Jarvis and Nevins presented ETRU in 2013 which has applausive performance with moderate key-sizes and conjectured resistance to quantum computers. ETRU, as an efficient NTRUEncrypt-like cryptosystem, is over the ring of Eisenstein integers that is faster with smaller keys for the same or better level of security than does NTRUEncrypt which is a desirable alternative to public-key cryptosystems based on factorisation and discrete logarithm problem. However, because of its construction, doubts have regularly arisen on its security. In this paper, we propose how to modify ETRU to make it provably secure, under our modified assumption of quantum hardness of standard worst-case lattice problems, restricted to extended ideal lattices related to some extensions of cyclotomic fields structures.
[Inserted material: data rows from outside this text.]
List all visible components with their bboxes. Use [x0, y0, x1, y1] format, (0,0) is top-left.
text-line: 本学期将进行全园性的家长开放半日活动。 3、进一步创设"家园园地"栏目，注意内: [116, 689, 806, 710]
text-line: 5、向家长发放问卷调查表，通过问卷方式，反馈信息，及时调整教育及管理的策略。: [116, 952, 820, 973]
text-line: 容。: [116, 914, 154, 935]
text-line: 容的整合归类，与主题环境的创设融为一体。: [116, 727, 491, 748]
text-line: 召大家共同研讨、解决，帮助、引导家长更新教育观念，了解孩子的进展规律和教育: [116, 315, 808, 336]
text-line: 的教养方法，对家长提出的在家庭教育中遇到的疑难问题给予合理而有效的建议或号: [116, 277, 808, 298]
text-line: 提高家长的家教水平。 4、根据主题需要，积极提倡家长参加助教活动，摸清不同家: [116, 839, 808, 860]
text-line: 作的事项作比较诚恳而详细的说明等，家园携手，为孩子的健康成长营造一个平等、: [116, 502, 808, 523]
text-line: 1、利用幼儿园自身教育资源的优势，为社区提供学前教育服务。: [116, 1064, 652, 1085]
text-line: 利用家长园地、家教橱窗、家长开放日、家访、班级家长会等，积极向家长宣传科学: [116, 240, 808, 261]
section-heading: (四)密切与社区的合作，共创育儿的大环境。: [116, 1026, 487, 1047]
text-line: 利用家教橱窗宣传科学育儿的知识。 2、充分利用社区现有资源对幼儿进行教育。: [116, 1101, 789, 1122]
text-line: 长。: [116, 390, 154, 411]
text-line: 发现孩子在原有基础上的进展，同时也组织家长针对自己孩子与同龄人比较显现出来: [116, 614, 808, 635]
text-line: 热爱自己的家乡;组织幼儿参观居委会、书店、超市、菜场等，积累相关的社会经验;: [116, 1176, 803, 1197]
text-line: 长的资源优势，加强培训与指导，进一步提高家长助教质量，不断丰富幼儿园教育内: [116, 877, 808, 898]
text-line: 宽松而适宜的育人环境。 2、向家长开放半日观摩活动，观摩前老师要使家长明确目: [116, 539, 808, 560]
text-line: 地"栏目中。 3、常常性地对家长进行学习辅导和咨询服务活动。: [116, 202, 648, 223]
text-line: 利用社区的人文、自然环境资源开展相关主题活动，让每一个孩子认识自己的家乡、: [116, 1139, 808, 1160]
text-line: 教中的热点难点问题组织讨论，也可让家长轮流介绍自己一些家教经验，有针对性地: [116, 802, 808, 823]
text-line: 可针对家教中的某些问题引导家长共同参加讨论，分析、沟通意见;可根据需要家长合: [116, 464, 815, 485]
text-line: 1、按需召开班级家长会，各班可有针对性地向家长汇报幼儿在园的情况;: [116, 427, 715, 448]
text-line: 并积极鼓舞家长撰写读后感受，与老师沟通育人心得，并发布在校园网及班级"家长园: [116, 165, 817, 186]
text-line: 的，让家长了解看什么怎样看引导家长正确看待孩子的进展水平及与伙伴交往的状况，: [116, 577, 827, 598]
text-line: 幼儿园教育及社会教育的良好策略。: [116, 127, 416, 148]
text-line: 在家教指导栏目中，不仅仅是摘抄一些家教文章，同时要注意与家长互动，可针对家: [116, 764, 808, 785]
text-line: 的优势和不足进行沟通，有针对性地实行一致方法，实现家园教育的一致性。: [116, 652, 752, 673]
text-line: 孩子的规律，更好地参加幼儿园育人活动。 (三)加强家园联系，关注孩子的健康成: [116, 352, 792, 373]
We describe the structure of all generated polynomial rings of quotient over direct product of Dedekind domains Z and Z[ζ3], where ζ3 is complex cube root of unity. We give a detailed description to show that if the private key polynomials of the ETRU are selected from direct product of some Dedekind domains using discrete Gaussians, then the public key, which is their ratio, is statistically indistinguishable from uniform over its range. The security then proves for our main system from the already proven hardness of the R-SIS and R-LWE problems by their extensions.